Chief Nursing Officer Lynn Finley gave a report to the board about training of nurses along the same lines as the doctors' task force. Her counterpart at Howard Memorial Hospital (HMH) in Willits was among seven speakers from the inland Adventist Health facilities in Willits and Ukiah. They answered several detailed questions from MCDH Board member Amy McColley, who herself is an OB-trained nurse. The Adventist answers came back with at least as much specificity as the queries.
Then there was Lucresha Renteria, executive director of Mendocino Coast Clinics (MCC). She wants the coast hospital to wait a year before closing L&D. MCC employs the only long term coastal OB/GYN, so that creates an obvious financial backdrop for the delay.
MCC makes a tidy profit from prenatal care. On the other hand, MCDH bares the economic burden of keeping L&D open despite only 50 or so births at the facility in the last year. That burden in dollars represents a $2.1 million loss annually, according to figures recently released by MCDH Interim Chief Executive Officer (CEO) Wayne Allen.
Ms. Renteria claims it would take a year to transition to the stabilize-and-transport methods Dr. Miller and MCDH's chief nurse implied could be accomplished in a few months. I brought this question up with an Adventist Health official a couple months back. That official estimated a successful transition period at four months.

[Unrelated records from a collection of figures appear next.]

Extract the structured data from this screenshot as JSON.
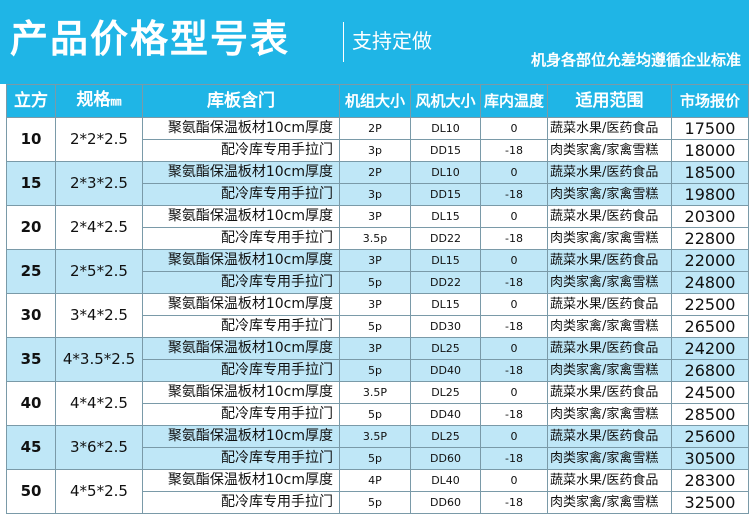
{
  "header": {
    "title": "产品价格型号表",
    "subtitle": "支持定做",
    "note": "机身各部位允差均遵循企业标准"
  },
  "table": {
    "columns": [
      "立方",
      "规格",
      "㎜",
      "库板含门",
      "机组大小",
      "风机大小",
      "库内温度",
      "适用范围",
      "市场报价"
    ],
    "door_line1": "聚氨酯保温板材10cm厚度",
    "door_line2": "配冷库专用手拉门",
    "rows": [
      {
        "volume": "10",
        "spec": "2*2*2.5",
        "items": [
          {
            "unit": "2P",
            "fan": "DL10",
            "temp": "0",
            "use": "蔬菜水果/医药食品",
            "price": "17500"
          },
          {
            "unit": "3p",
            "fan": "DD15",
            "temp": "-18",
            "use": "肉类家禽/家禽雪糕",
            "price": "18000"
          }
        ]
      },
      {
        "volume": "15",
        "spec": "2*3*2.5",
        "items": [
          {
            "unit": "2P",
            "fan": "DL10",
            "temp": "0",
            "use": "蔬菜水果/医药食品",
            "price": "18500"
          },
          {
            "unit": "3p",
            "fan": "DD15",
            "temp": "-18",
            "use": "肉类家禽/家禽雪糕",
            "price": "19800"
          }
        ]
      },
      {
        "volume": "20",
        "spec": "2*4*2.5",
        "items": [
          {
            "unit": "3P",
            "fan": "DL15",
            "temp": "0",
            "use": "蔬菜水果/医药食品",
            "price": "20300"
          },
          {
            "unit": "3.5p",
            "fan": "DD22",
            "temp": "-18",
            "use": "肉类家禽/家禽雪糕",
            "price": "22800"
          }
        ]
      },
      {
        "volume": "25",
        "spec": "2*5*2.5",
        "items": [
          {
            "unit": "3P",
            "fan": "DL15",
            "temp": "0",
            "use": "蔬菜水果/医药食品",
            "price": "22000"
          },
          {
            "unit": "5p",
            "fan": "DD22",
            "temp": "-18",
            "use": "肉类家禽/家禽雪糕",
            "price": "24800"
          }
        ]
      },
      {
        "volume": "30",
        "spec": "3*4*2.5",
        "items": [
          {
            "unit": "3P",
            "fan": "DL15",
            "temp": "0",
            "use": "蔬菜水果/医药食品",
            "price": "22500"
          },
          {
            "unit": "5p",
            "fan": "DD30",
            "temp": "-18",
            "use": "肉类家禽/家禽雪糕",
            "price": "26500"
          }
        ]
      },
      {
        "volume": "35",
        "spec": "4*3.5*2.5",
        "items": [
          {
            "unit": "3P",
            "fan": "DL25",
            "temp": "0",
            "use": "蔬菜水果/医药食品",
            "price": "24200"
          },
          {
            "unit": "5p",
            "fan": "DD40",
            "temp": "-18",
            "use": "肉类家禽/家禽雪糕",
            "price": "26800"
          }
        ]
      },
      {
        "volume": "40",
        "spec": "4*4*2.5",
        "items": [
          {
            "unit": "3.5P",
            "fan": "DL25",
            "temp": "0",
            "use": "蔬菜水果/医药食品",
            "price": "24500"
          },
          {
            "unit": "5p",
            "fan": "DD40",
            "temp": "-18",
            "use": "肉类家禽/家禽雪糕",
            "price": "28500"
          }
        ]
      },
      {
        "volume": "45",
        "spec": "3*6*2.5",
        "items": [
          {
            "unit": "3.5P",
            "fan": "DL25",
            "temp": "0",
            "use": "蔬菜水果/医药食品",
            "price": "25600"
          },
          {
            "unit": "5p",
            "fan": "DD60",
            "temp": "-18",
            "use": "肉类家禽/家禽雪糕",
            "price": "30500"
          }
        ]
      },
      {
        "volume": "50",
        "spec": "4*5*2.5",
        "items": [
          {
            "unit": "4P",
            "fan": "DL40",
            "temp": "0",
            "use": "蔬菜水果/医药食品",
            "price": "28300"
          },
          {
            "unit": "5p",
            "fan": "DD60",
            "temp": "-18",
            "use": "肉类家禽/家禽雪糕",
            "price": "32500"
          }
        ]
      }
    ]
  },
  "colors": {
    "accent": "#1fb5e6",
    "row_alt": "#bfe7f7",
    "border": "#7a9aa8"
  }
}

To support her argument for a year-long delay, Ms. Renteria cited the MCDH ad hoc OB committee formed more than three years ago. That committee issued a report about two and a half years back. Ms. Renteria properly noted that this report did not mention planning for such a transition to a stabilization and transport method. She pointed out that she and others in the minority on that OB committee wrote dissenting reports, which presumably cited just such a need. Therefore, it is a bit duplicitous to say on the one hand that you were aware two and a half years ago about the need to prepare for life after L&D on the coast and, while executive director of a clinic that employs an OB/GYN, not being ready for such a transition when the potential for L&D closure has drawn ever more imminent then to cry out for a year long further delay from the facility that is losing over $2 million per year in keeping L&D open. Come now, Ms. Renteria, such a specious argument may fool some people, but certainly not everyone.

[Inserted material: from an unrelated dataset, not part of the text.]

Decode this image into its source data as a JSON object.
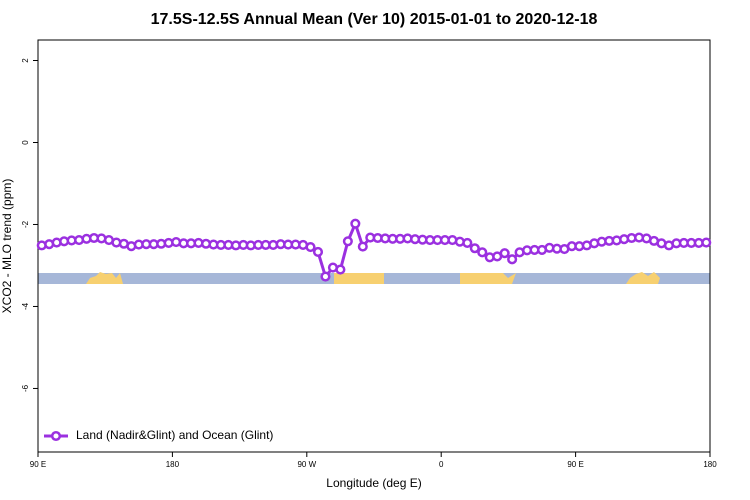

What is more confusing, perhaps confounding, about Renteria's delay tactic is that she has been working with MCDH Board President Grinberg to establish the beginnings of a Women's Healthcare Center on the coast. Such a facility, presumably in the vicinity of MCDH and MCC, could provide pre- and post-natal care along with any number of other services. Under present regulations, having mainly to do with emergency C-section situations that require “decision to incision” within 30 minutes, it might be a stretch for the women's healthcare facility to become a full fledged birthing center as well.
Nevertheless, such a venue could become something of a shining example of what the remaining healthcare district can yet accomplish, post affiliation. Retired physician Buz Graham is helping to formulate a grant proposal to the Susan Thompson Buffett Foundation.
In Ms. Renteria's defense, she did bring up an important matter. That is the need for Adventist case managers to familiarize themselves with all current expectant mothers on the coast who may need to utilize L&D in Ukiah. When this point was made it appeared that the remaining Adventist healthcare givers were taking copious notes from the front rows of the audience seats.
The January 23 study session was an information only affair. Any final board of directors vote on the closure of L&D at MCDH remains a pending matter.